The End of the World Running Club

by Adrian J. Walker

Edgar is an overweight, half-hearted father who is partial to a drink and bored with the general banality of raising a young family. He sums his life up as “Watch television. Drink. Smoke. Buy. Consume. Breed. Sleep. Die.” Anything that involves effort just seems too much for him and he certainly isn’t a runner “To me, running was just showing off, a way for self-obsessed pricks to tell other people how much more focused, disciplined and healthy they were than you.”

To some extent, the premise of the book screams But What if you Had to Run from the start.

One night, the UK is devastated by asteroid strikes. From that moment, society – or what’s left of it, most of the population is wiped out - breaks down. Ed must fight for the survival of his family, even if that involves punching his way into the local corner shop to steal water and batteries in once genteel Edinburgh.

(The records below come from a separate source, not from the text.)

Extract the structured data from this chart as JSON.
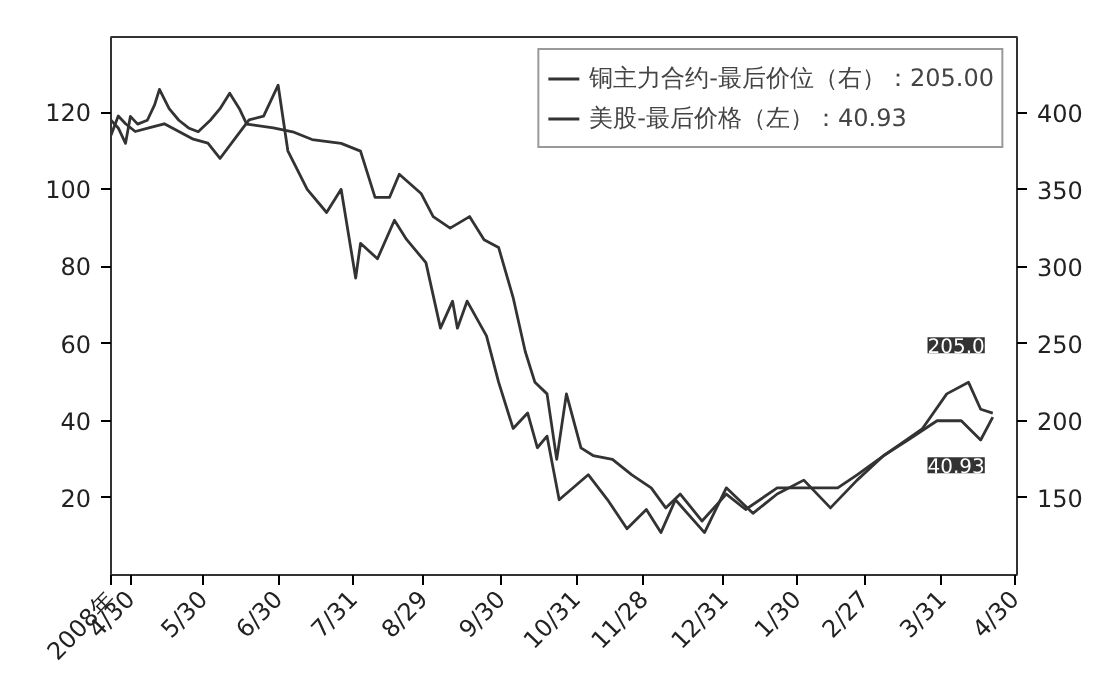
{
  "chart_data": {
    "type": "line",
    "xlim": [
      "2008-04-22",
      "2009-05-01"
    ],
    "xticks": [
      {
        "value": "2008-04-30",
        "label": "4/30"
      },
      {
        "value": "2008-05-30",
        "label": "5/30"
      },
      {
        "value": "2008-06-30",
        "label": "6/30"
      },
      {
        "value": "2008-07-31",
        "label": "7/31"
      },
      {
        "value": "2008-08-29",
        "label": "8/29"
      },
      {
        "value": "2008-09-30",
        "label": "9/30"
      },
      {
        "value": "2008-10-31",
        "label": "10/31"
      },
      {
        "value": "2008-11-28",
        "label": "11/28"
      },
      {
        "value": "2008-12-31",
        "label": "12/31"
      },
      {
        "value": "2009-01-30",
        "label": "1/30"
      },
      {
        "value": "2009-02-27",
        "label": "2/27"
      },
      {
        "value": "2009-03-31",
        "label": "3/31"
      },
      {
        "value": "2009-04-30",
        "label": "4/30"
      }
    ],
    "ylim": [
      0,
      139.5
    ],
    "yticks": [
      20,
      40,
      60,
      80,
      100,
      120
    ],
    "y2lim": [
      100,
      449
    ],
    "y2ticks": [
      150,
      200,
      250,
      300,
      350,
      400
    ],
    "legend": "top right",
    "grid": false,
    "annotations": [
      "2008年",
      {
        "text": "40.93",
        "x": "2009-04-21",
        "y": 40.93
      },
      "205.0"
    ],
    "series": [
      {
        "name": "铜主力合约-最后价位（右）：205.00",
        "color": "#333333",
        "axis": "y2",
        "x": [
          "2008-04-22",
          "2008-04-25",
          "2008-04-28",
          "2008-04-30",
          "2008-05-03",
          "2008-05-07",
          "2008-05-10",
          "2008-05-12",
          "2008-05-16",
          "2008-05-20",
          "2008-05-24",
          "2008-05-28",
          "2008-06-02",
          "2008-06-06",
          "2008-06-10",
          "2008-06-14",
          "2008-06-17",
          "2008-06-28",
          "2008-07-06",
          "2008-07-14",
          "2008-07-26",
          "2008-08-03",
          "2008-08-09",
          "2008-08-15",
          "2008-08-19",
          "2008-08-28",
          "2008-09-02",
          "2008-09-09",
          "2008-09-17",
          "2008-09-23",
          "2008-09-29",
          "2008-10-05",
          "2008-10-10",
          "2008-10-14",
          "2008-10-19",
          "2008-10-23",
          "2008-10-27",
          "2008-11-02",
          "2008-11-07",
          "2008-11-15",
          "2008-11-23",
          "2008-12-01",
          "2008-12-07",
          "2008-12-13",
          "2008-12-22",
          "2009-01-01",
          "2009-01-09",
          "2009-01-22",
          "2009-02-04",
          "2009-02-16",
          "2009-02-24",
          "2009-03-07",
          "2009-03-23",
          "2009-04-02",
          "2009-04-11",
          "2009-04-16",
          "2009-04-21"
        ],
        "values": [
          395,
          390,
          380,
          397.5,
          392.5,
          395,
          405,
          415,
          402.5,
          395,
          390,
          387.5,
          395,
          402.5,
          412.5,
          402.5,
          392.5,
          390,
          387.5,
          382.5,
          380,
          375,
          345,
          345,
          360,
          347.5,
          332.5,
          325,
          332.5,
          317.5,
          312.5,
          280,
          245,
          225,
          217.5,
          175,
          217.5,
          182.5,
          177.5,
          175,
          165,
          156.5,
          143.5,
          152.5,
          135,
          152.5,
          142.5,
          156.5,
          156.5,
          156.5,
          165,
          177.5,
          195,
          217.5,
          225,
          207.5,
          205
        ]
      },
      {
        "name": "美股-最后价格（左）：40.93",
        "color": "#333333",
        "x": [
          "2008-04-22",
          "2008-04-25",
          "2008-04-28",
          "2008-05-02",
          "2008-05-08",
          "2008-05-14",
          "2008-05-20",
          "2008-05-26",
          "2008-06-01",
          "2008-06-06",
          "2008-06-12",
          "2008-06-18",
          "2008-06-24",
          "2008-06-30",
          "2008-07-04",
          "2008-07-12",
          "2008-07-20",
          "2008-07-26",
          "2008-08-01",
          "2008-08-03",
          "2008-08-10",
          "2008-08-17",
          "2008-08-22",
          "2008-08-30",
          "2008-09-05",
          "2008-09-10",
          "2008-09-12",
          "2008-09-16",
          "2008-09-24",
          "2008-09-29",
          "2008-10-05",
          "2008-10-11",
          "2008-10-15",
          "2008-10-19",
          "2008-10-24",
          "2008-11-05",
          "2008-11-13",
          "2008-11-21",
          "2008-11-29",
          "2008-12-05",
          "2008-12-11",
          "2008-12-23",
          "2009-01-01",
          "2009-01-12",
          "2009-01-22",
          "2009-02-02",
          "2009-02-13",
          "2009-02-24",
          "2009-03-07",
          "2009-03-17",
          "2009-03-29",
          "2009-04-08",
          "2009-04-16",
          "2009-04-21"
        ],
        "values": [
          114,
          119,
          117,
          115,
          116,
          117,
          115,
          113,
          112,
          108,
          113,
          118,
          119,
          127,
          110,
          100,
          94,
          100,
          77,
          86,
          82,
          92,
          87,
          81,
          64,
          71,
          64,
          71,
          62,
          50,
          38,
          42,
          33,
          36,
          19.5,
          26,
          19.5,
          12,
          17,
          11,
          19.5,
          11,
          22.6,
          16,
          21,
          24.6,
          17.4,
          24.6,
          31,
          35,
          40,
          40,
          35,
          40.93
        ]
      }
    ]
  }
}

The family survives for a couple of weeks in their basement, having first fought off their neighbours who wanted to join them in a particularly harrowing scene. They are rescued by a helicopter from the local barracks where they spend some time assessing their situation and coming to terms with the utter devastation within the city.

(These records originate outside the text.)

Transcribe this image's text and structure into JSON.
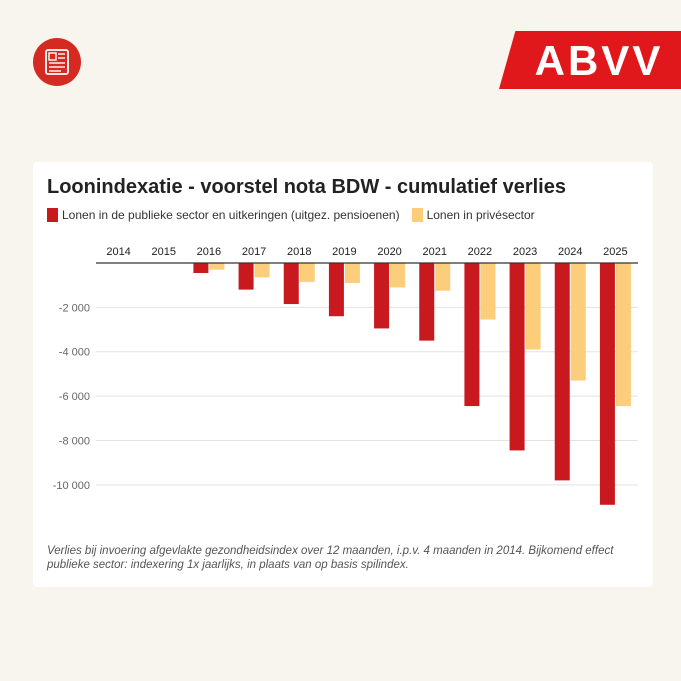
{
  "header": {
    "news_icon": "newspaper-icon",
    "logo_text": "ABVV",
    "logo_color": "#e0181c"
  },
  "chart_data": {
    "type": "bar",
    "title": "Loonindexatie - voorstel nota BDW - cumulatief verlies",
    "categories": [
      "2014",
      "2015",
      "2016",
      "2017",
      "2018",
      "2019",
      "2020",
      "2021",
      "2022",
      "2023",
      "2024",
      "2025"
    ],
    "series": [
      {
        "name": "Lonen in de publieke sector en uitkeringen (uitgez. pensioenen)",
        "color": "#c8191e",
        "values": [
          0,
          0,
          -450,
          -1200,
          -1850,
          -2400,
          -2950,
          -3500,
          -6450,
          -8450,
          -9800,
          -10900
        ]
      },
      {
        "name": "Lonen in privésector",
        "color": "#fccd7a",
        "values": [
          0,
          0,
          -300,
          -650,
          -850,
          -900,
          -1100,
          -1250,
          -2550,
          -3900,
          -5300,
          -6450
        ]
      }
    ],
    "ylim": [
      -11000,
      0
    ],
    "yticks": [
      -2000,
      -4000,
      -6000,
      -8000,
      -10000
    ],
    "ytick_labels": [
      "-2 000",
      "-4 000",
      "-6 000",
      "-8 000",
      "-10 000"
    ],
    "xaxis_position": "top",
    "legend_position": "top-left",
    "grid": true,
    "footnote": "Verlies bij invoering afgevlakte gezondheidsindex over 12 maanden, i.p.v. 4 maanden in 2014. Bijkomend effect publieke sector: indexering 1x jaarlijks, in plaats van op basis spilindex."
  }
}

One day, while Ed is out scavenging in the ruins of the city, his wife and children are rescued by a helicopter in an evacuation to boats in Cornwall. Ed understands that his wife had to go – it was the only hope to save his children – but is kicking himself for not listening to her trying to persuade him not to go on the scavenging expedition.

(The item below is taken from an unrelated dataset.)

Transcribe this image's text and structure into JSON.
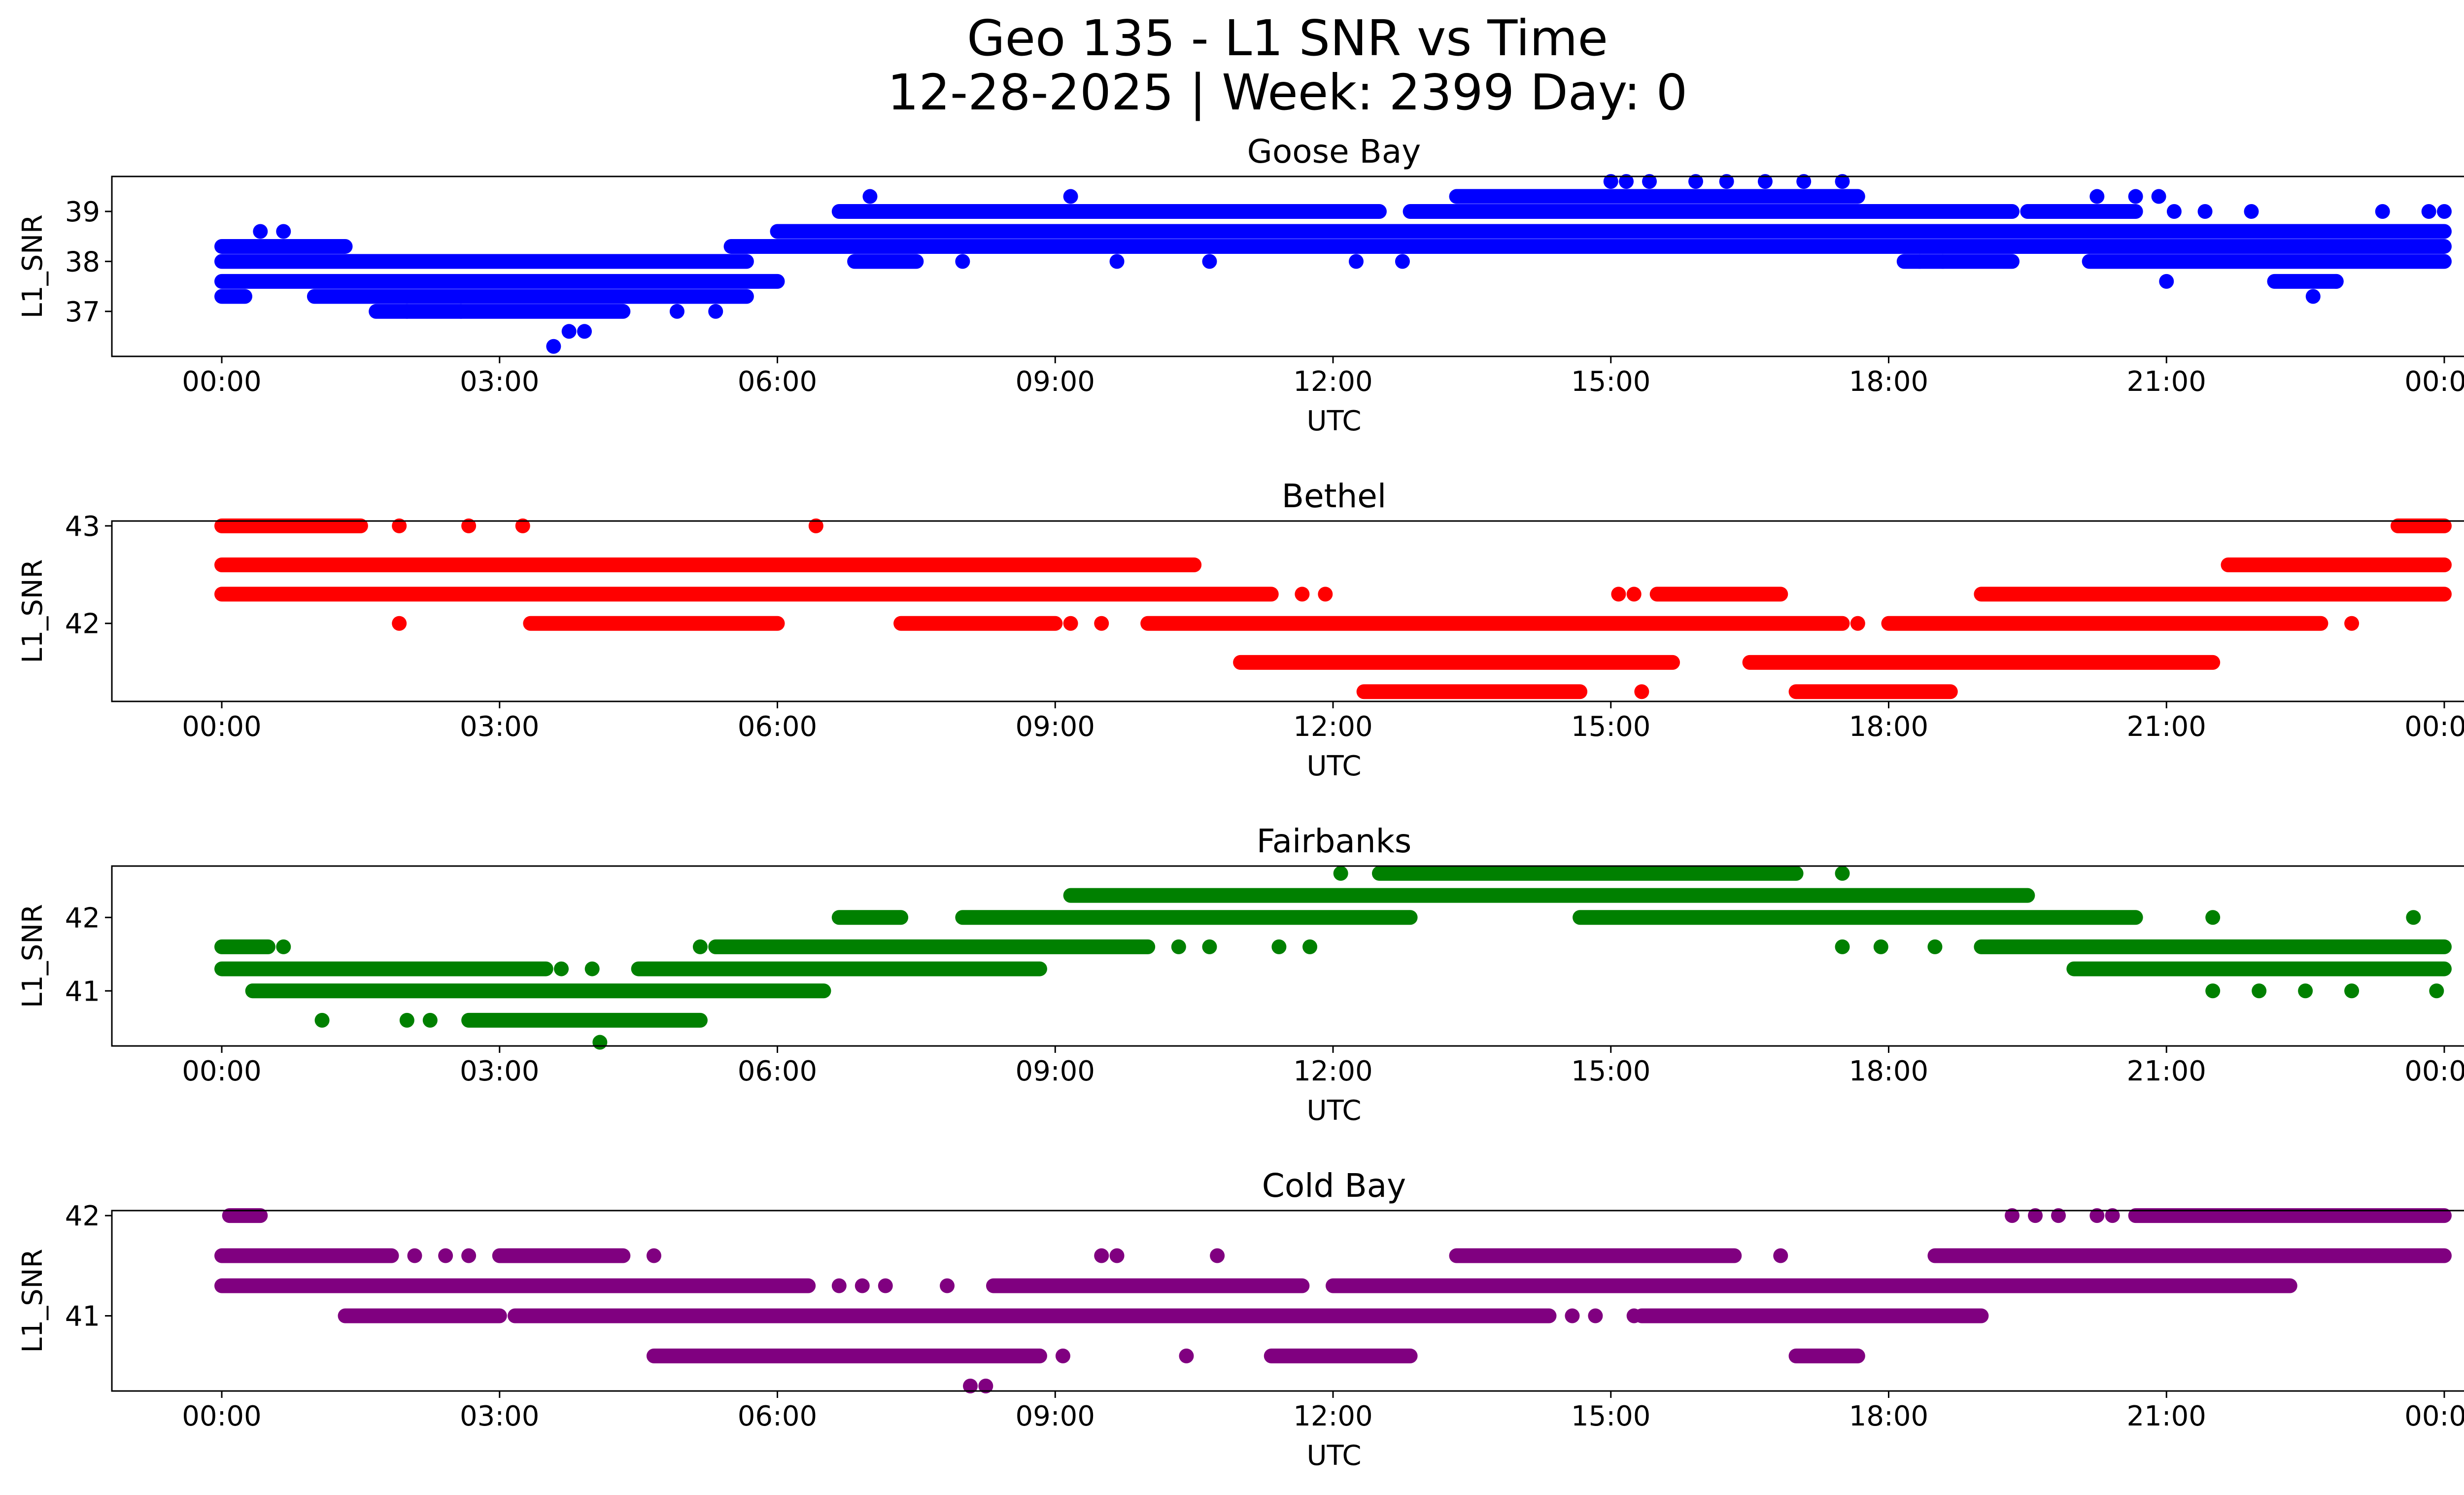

His only choice is to head to the south coast to try to catch up with his family. But with the roads blasted apart by the strikes and huge traffic jams going nowhere – the occupants of the cars are decomposing – he gradually comes to terms with the fact that the only way he’s going to make it within three weeks before the boats depart, is to run.

Together with a biker tattooist, a female military officer, a determined father and an Australian pensioner who claims he ran across his homeland, they make a motley crew, but at least they can trust each other – unlike some of the other soldiers who turned out to be only out for themselves and their own survival.

Along the way, they encounter some decidedly dodgy pig farmers and a fierce new mother around Carlops, an elderly aristocrat staying put in his mansion, a new societal order run by a somewhat daunting woman in the suburbs of Manchester and Ed has a hallucinogenic encounter with a Jesus-like figure in a 100-mile long canyon which created the illusion of hope.

In typical road-trip style, we’re on tenterhooks as to whether he’ll make it in time to be reunited with his family and the tension continues right until the last minutes of the book.

Even if post-apocalyptic novels aren’t really your bag, there’s something gripping about this book and the relationships between the characters in an uncertain world. It offers a commentary on our current society, “filling our world with distraction… perhaps there was a reason why we surrounded ourselves with plastic and light and excess. Perhaps our collective consciousness remembered all too well what it was like in darkness, surrounded by wet, rotten wood, mud, and nothing good to eat.” The descriptions of Edinburgh were so evocative as the author described places I hadn’t even thought of since childhood. And finally, it carries the age-old message: We don’t know what we’re capable of until we try.

Colourway inspiration

I managed to pick myself another challenging book in relation to colour. There weren’t many colours described other than mud, murk and debris – “the landscape was flat, colourless, scrubbed clean of life.” But there was blue and there was grey. However, I didn’t want to create a static semi-solid – I wanted to create some movement in the colour, so I first dyed the yarn with a slate-grey and then overdyed it with a slate-blue to create shaded slate blue. I called it Meltwater.

For the variegated, the main aim was to avoid green – there was a distinct, noticeable lack of green in the book. So I took the slate-blue and the slate-grey and added some muddy brown and splash of mustard orange-yellow to represent the whisky they drank and time they first saw sunshine again. The colours were randomly dyed together to create Whiskystone.

The yarn base is Flockly – with its down-to-earth BFL, it was the most suitable base to take the colours I wanted to achieve. Although the book didn’t contain much luxury, I wanted to treat you to an element of cashmere and silk.